Things aren’t getting much better for the gap between America’s rich and poor: a new study reveals that inequality within the United States is only getting worse.
The Sadoff Investment Research firm of Wisconsin has released the results of a recent report, and it indicates that the ongoing issue of inequality is continuing to keep America’s poor vastly separated from the more financially fortunate.
According to the investment group’s recent findings, the top one percent of wage-earning households in the US were reaping in around $1,264,065 in 2012 — or around 41-times as much as the average income for all wage-earners, who pulled in a comparable meager mean income of $30,997 that year.

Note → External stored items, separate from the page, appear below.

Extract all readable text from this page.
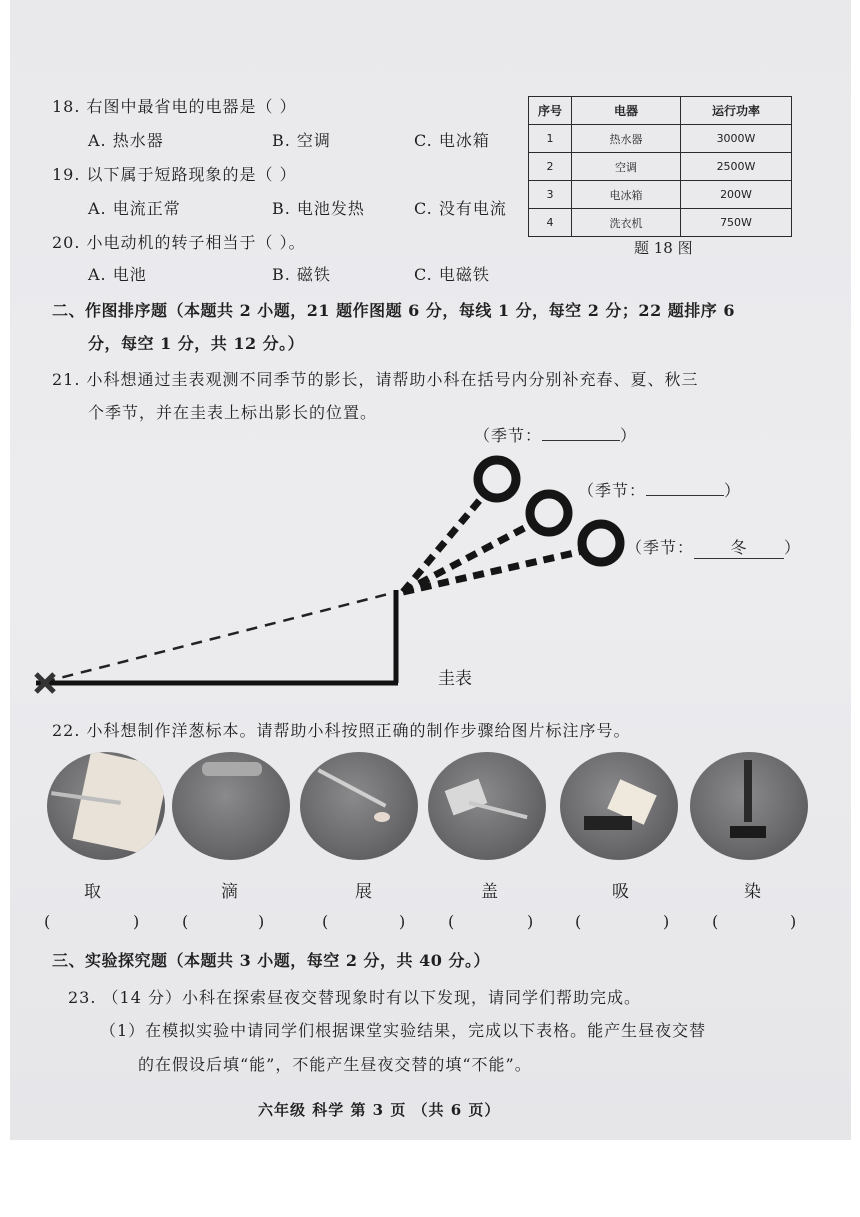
18. 右图中最省电的电器是（ ）
A. 热水器	B. 空调	C. 电冰箱
19. 以下属于短路现象的是（ ）
A. 电流正常	B. 电池发热	C. 没有电流
20. 小电动机的转子相当于（ ）。
A. 电池	B. 磁铁	C. 电磁铁
序号	电器	运行功率
1	热水器	3000W
2	空调	2500W
3	电冰箱	200W
4	洗衣机	750W
题 18 图
二、作图排序题（本题共 2 小题，21 题作图题 6 分，每线 1 分，每空 2 分；22 题排序 6
分，每空 1 分，共 12 分。）
21. 小科想通过圭表观测不同季节的影长，请帮助小科在括号内分别补充春、夏、秋三
个季节，并在圭表上标出影长的位置。
（季节：	）
（季节：	）
（季节： 冬 ）
圭表
22. 小科想制作洋葱标本。请帮助小科按照正确的制作步骤给图片标注序号。
取	滴	展	盖	吸	染
(	)	(	)	(	)	(	)	(	)	(	)
三、实验探究题（本题共 3 小题，每空 2 分，共 40 分。）
23. （14 分）小科在探索昼夜交替现象时有以下发现，请同学们帮助完成。
（1）在模拟实验中请同学们根据课堂实验结果，完成以下表格。能产生昼夜交替
的在假设后填“能”，不能产生昼夜交替的填“不能”。
六年级 科学 第 3 页 （共 6 页）
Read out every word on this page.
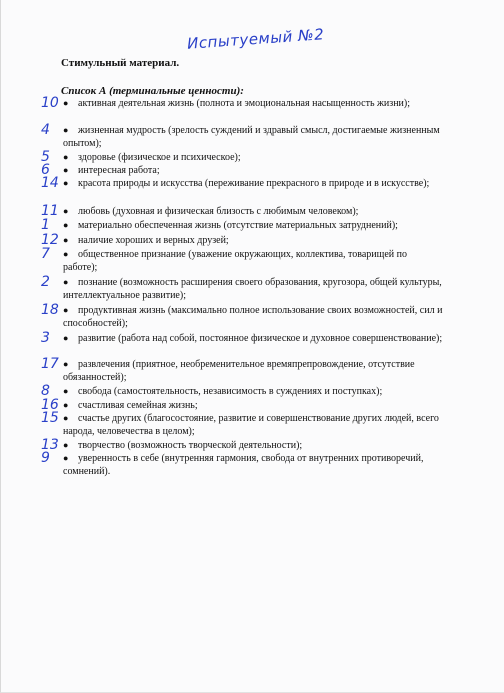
Испытуемый №2
Стимульный материал.
Список А (терминальные ценности):
10 ● активная деятельная жизнь (полнота и эмоциональная насыщенность жизни);
4	● жизненная мудрость (зрелость суждений и здравый смысл, достигаемые жизненным опытом);
5	● здоровье (физическое и психическое);
6	● интересная работа;
14 ● красота природы и искусства (переживание прекрасного в природе и в искусстве);
11 ● любовь (духовная и физическая близость с любимым человеком);
1	● материально обеспеченная жизнь (отсутствие материальных затруднений);
12 ● наличие хороших и верных друзей;
7	● общественное признание (уважение окружающих, коллектива, товарищей по работе);
2	● познание (возможность расширения своего образования, кругозора, общей культуры, интеллектуальное развитие);
18 ● продуктивная жизнь (максимально полное использование своих возможностей, сил и способностей);
3	● развитие (работа над собой, постоянное физическое и духовное совершенствование);
17 ● развлечения (приятное, необременительное времяпрепровождение, отсутствие обязанностей);
8	● свобода (самостоятельность, независимость в суждениях и поступках);
16 ● счастливая семейная жизнь;
15 ● счастье других (благосостояние, развитие и совершенствование других людей, всего народа, человечества в целом);
13 ● творчество (возможность творческой деятельности);
9	● уверенность в себе (внутренняя гармония, свобода от внутренних противоречий, сомнений).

The greatest demonstration of inequality is most evident in the income generated by not the top one percent, though, but by the sliver of the US population that makes more than 99.9 percent of the country. According to the firm’s research, the top 0.1 percent of Americans earned around $6,373,782 during that same 12-month span — or around 206 times what the average family in the US earned.
“The ‘top one percent’ might be the primary target of the masses' ire and envy, but it's actually the top 0.1 percent who are grabbing a bigger slice of wealth,” Matt Krantz wrote for USA Today this week.
Of course, even that small chunk of the population has an even more exclusive group to be jealous of: according to the group’s report, the top 0.01 percent of the nation’s top-earning households brought in more than $30 million apiece in 2012 — or around one thousand times what the average American earned.
With regards to the .1 percent, the researchers found that nearly a quarter of those wealthy Americans earned their money through work in the nation’s financial industry. Around 40 percent are either executive, managers and supervisors, the study found, and the ”vast majority” of them live in New York, Los Angeles, San Francisco, Chicago, Washington D.C. or Houston.
And while efforts to raise the minimum wage across the US have been rekindled in recent months, it likely won’t give those outside of the financial industry a particularly big boost: Think Progress writer Bruce Covert wrote this week that gap between rich and poor has been growing steadily since the 1970s, but is now at a level that hasn’t been seen since the Great Depression.
“Since the 1980s, the top 0.1 percent of the wealth distribution, or those who have more than $20 million in assets, has seen big increases, and the top 0.01 percent, or those with more than $100 million, has seen even bigger ones. But there hasn’t been a big jump in wealth inequality for people below the 0.1 percent,” Covert wrote.